Concernant l'assainissement, la répartition des syndicats est la même que celle de l'eau potable (syndicats EMMA et SYDEC pour
l'ensemble des communes, à l'exception de Seignosse et Soorts-Hossegor qui ont délégué la gestion à SUEZ, et de Labenne et Tosse qui
gèrent en régie). La plupart des eaux usées sont traitées par les 17 stations d'épuration du territoire (essentiellement des stations à
boues activées). 3 stations intercommunales existent : Soustons, La Pointe et Griouat. Il y a très peu d'assainissement autonome
(individuel) sur le territoire. Certaines stations sont proches de la saturation et ne peuvent plus accepter de nouveaux effluents sans
subir des travaux de modernisation ou d'agrandissement (plusieurs projets sont en cours sur le territoire). En période estivale, où les
eaux usées augmentent avec l'afflux de population, et que le débit des cours d'eau diminue en parallèle, les rejets ne sont pas assez
dilués et peuvent ainsi conduire à des concentrations de polluants trop élevées. Ce phénomène peut avoir des impacts sur
l'ostréiculture et sur le classement des eaux de baignade.

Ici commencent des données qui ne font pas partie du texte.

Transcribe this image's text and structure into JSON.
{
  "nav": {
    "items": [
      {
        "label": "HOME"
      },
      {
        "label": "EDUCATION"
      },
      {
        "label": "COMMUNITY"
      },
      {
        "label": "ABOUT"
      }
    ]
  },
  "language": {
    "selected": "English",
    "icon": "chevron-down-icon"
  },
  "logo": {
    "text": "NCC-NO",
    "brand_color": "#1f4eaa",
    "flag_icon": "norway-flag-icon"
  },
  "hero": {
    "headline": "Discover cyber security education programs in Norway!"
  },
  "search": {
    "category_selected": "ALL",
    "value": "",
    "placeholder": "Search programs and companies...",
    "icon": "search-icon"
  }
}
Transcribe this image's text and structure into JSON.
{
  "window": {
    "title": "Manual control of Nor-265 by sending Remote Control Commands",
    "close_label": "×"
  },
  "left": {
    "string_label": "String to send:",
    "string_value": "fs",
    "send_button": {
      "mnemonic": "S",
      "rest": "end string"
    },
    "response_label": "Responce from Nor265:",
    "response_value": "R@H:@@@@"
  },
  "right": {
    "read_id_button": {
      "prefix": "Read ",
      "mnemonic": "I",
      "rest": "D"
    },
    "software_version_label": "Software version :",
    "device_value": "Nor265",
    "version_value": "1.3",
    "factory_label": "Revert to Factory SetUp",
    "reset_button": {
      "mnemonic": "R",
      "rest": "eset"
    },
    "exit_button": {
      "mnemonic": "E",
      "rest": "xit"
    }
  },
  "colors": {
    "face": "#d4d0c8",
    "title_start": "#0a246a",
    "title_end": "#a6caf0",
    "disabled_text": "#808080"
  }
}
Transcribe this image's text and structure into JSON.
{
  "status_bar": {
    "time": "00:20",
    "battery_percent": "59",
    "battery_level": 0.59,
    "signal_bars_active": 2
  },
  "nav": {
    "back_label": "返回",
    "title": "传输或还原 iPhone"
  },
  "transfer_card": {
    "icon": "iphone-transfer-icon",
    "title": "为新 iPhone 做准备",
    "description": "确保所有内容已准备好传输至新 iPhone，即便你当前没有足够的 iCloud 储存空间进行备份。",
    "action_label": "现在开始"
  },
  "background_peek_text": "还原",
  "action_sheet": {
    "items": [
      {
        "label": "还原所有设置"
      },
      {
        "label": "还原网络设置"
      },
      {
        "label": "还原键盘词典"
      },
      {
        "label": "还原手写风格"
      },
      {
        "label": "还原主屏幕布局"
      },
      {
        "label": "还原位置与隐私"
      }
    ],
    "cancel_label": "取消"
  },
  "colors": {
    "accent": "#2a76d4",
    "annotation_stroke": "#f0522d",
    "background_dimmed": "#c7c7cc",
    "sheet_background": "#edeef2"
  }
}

Les principaux enjeux du territoire concernent ainsi la gestion de la ressource en eau (pour l'agriculture et la consommation), la prise en
compte des capacités de traitement des eaux usées pour l'ouverture à l'urbanisation de nouveaux secteurs et la préservation de la
bonne qualité des eaux superficielles et souterraines, notamment en protégeant les formations végétales associées aux cours d'eau.1. Résumé non technique - Etat initial de l'environnement
1.4 Les risques et nuisances
Le territoire du PLUi est concernée par plusieurs risques naturels, dont:
o La submersion marine, qui concerne la quasi-totalité des communes littorales. Pour se prémunir de ce risque, trois Plans de
prévention des risques littoraux (PPRL) ont été prescrits en 2010 sur 8 communes des Landes (Mimizan, Soustons, Vieux Boucau,
Messanges, Azur, Capbreton, Soorts-Hossegor et Angresse).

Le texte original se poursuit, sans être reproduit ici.